Delivery jobs rarely provide health insurance, and workers still need
money to buy Tylenol and cough syrup to control milder cases of
COVID-19, the disease caused by the coronavirus, or to seek help from an
urgent-care clinic. How much should someone tip to help a delivery
person afford medicine? “People’s health and their health care is
directly tied to their labor in this country,” Benko says.
He
also notes that keeping local delivery viable is helpful to people who
can’t cook for themselves because of a disability or an illness. In some
areas, requests for delivery are through the roof, which could reduce
availability for people who rely on food delivery. In any situation with
limited resources, the best choice is not to take more than you need,
whether that’s the last four packages of disinfectant wipes at Target or
the time of a busy delivery driver.
In
the United States’ industrialized, centralized food system, for most
people no perfectly ethical options exist for eating during a pandemic.

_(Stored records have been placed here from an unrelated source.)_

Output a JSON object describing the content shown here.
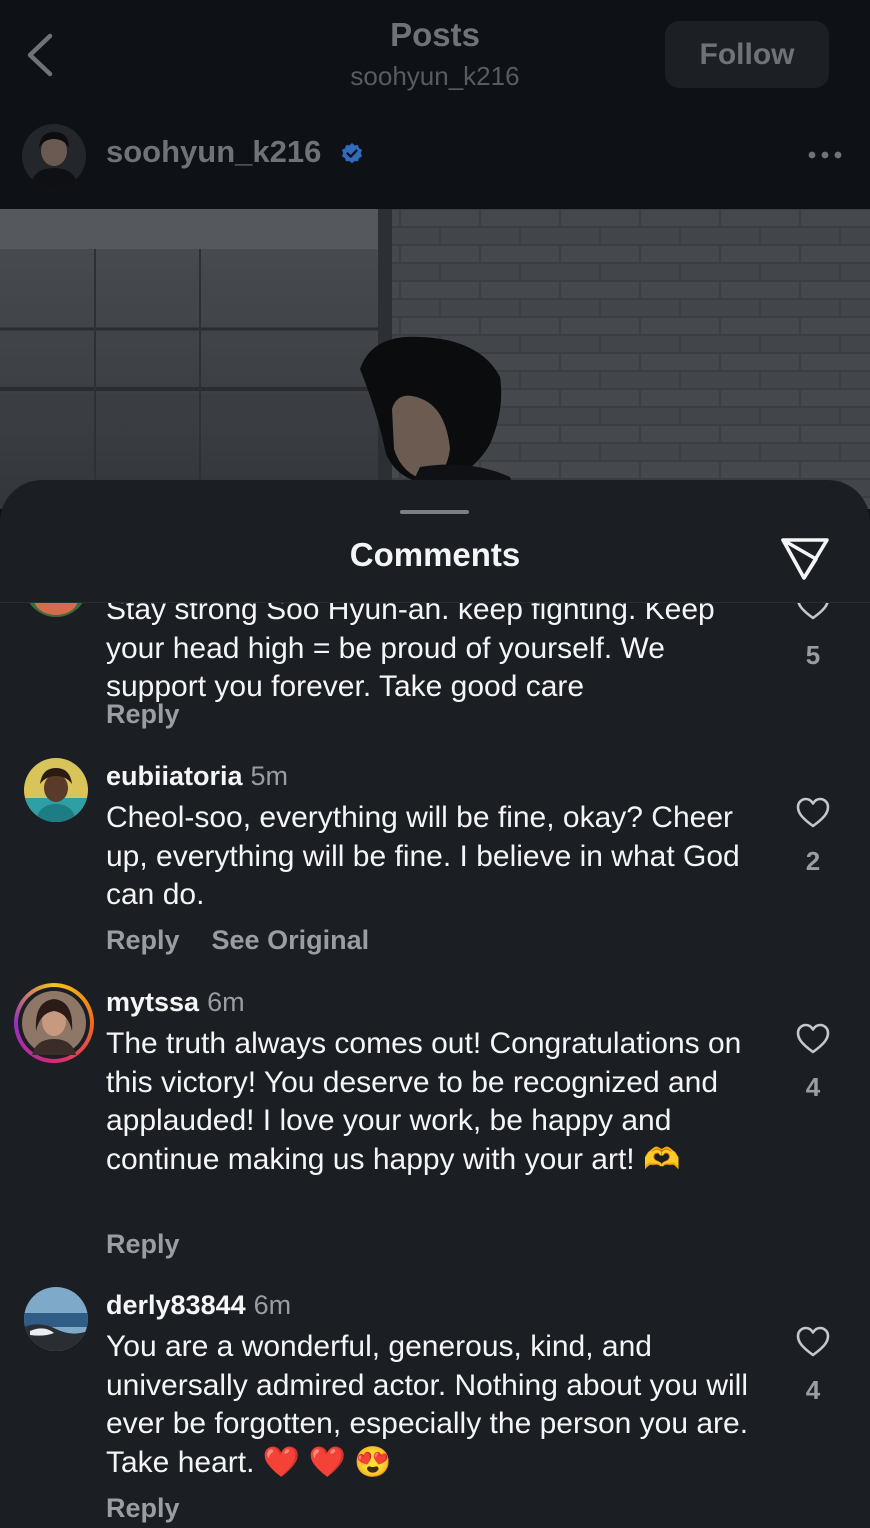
{
  "nav": {
    "title": "Posts",
    "subtitle": "soohyun_k216",
    "follow_label": "Follow"
  },
  "post": {
    "username": "soohyun_k216",
    "verified_color": "#3b82f6"
  },
  "sheet": {
    "title": "Comments"
  },
  "comments": [
    {
      "username": "",
      "time": "",
      "text": "Stay strong Soo Hyun-ah. keep fighting. Keep your head high = be proud of yourself. We support you forever. Take good care",
      "likes": "5",
      "reply_label": "Reply"
    },
    {
      "username": "eubiiatoria",
      "time": "5m",
      "text": "Cheol-soo, everything will be fine, okay? Cheer up, everything will be fine. I believe in what God can do.",
      "likes": "2",
      "reply_label": "Reply",
      "see_original_label": "See Original"
    },
    {
      "username": "mytssa",
      "time": "6m",
      "text": "The truth always comes out! Congratulations on this victory! You deserve to be recognized and applauded! I love your work, be happy and continue making us happy with your art! 🫶",
      "likes": "4",
      "reply_label": "Reply"
    },
    {
      "username": "derly83844",
      "time": "6m",
      "text": "You are a wonderful, generous, kind, and universally admired actor. Nothing about you will ever be forgotten, especially the person you are. Take heart. ❤️ ❤️ 😍",
      "likes": "4",
      "reply_label": "Reply"
    }
  ]
}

But Benko hopes that diners will take as many precautions to safeguard
workers in their community as they do to protect themselves, and that
they’ll remember how essential service and delivery workers were to
their survival once the worst has passed. “We’re so connected to each
other and reliant on people working in the background, but we don’t even
see who keeps the shelves restocked, or who brings things” to us, he
says. “People only become visible to us in the perception that they
could harm us, as opposed to becoming visible to us in the fact that
they’re taking a risk to their health by being helpful to us.”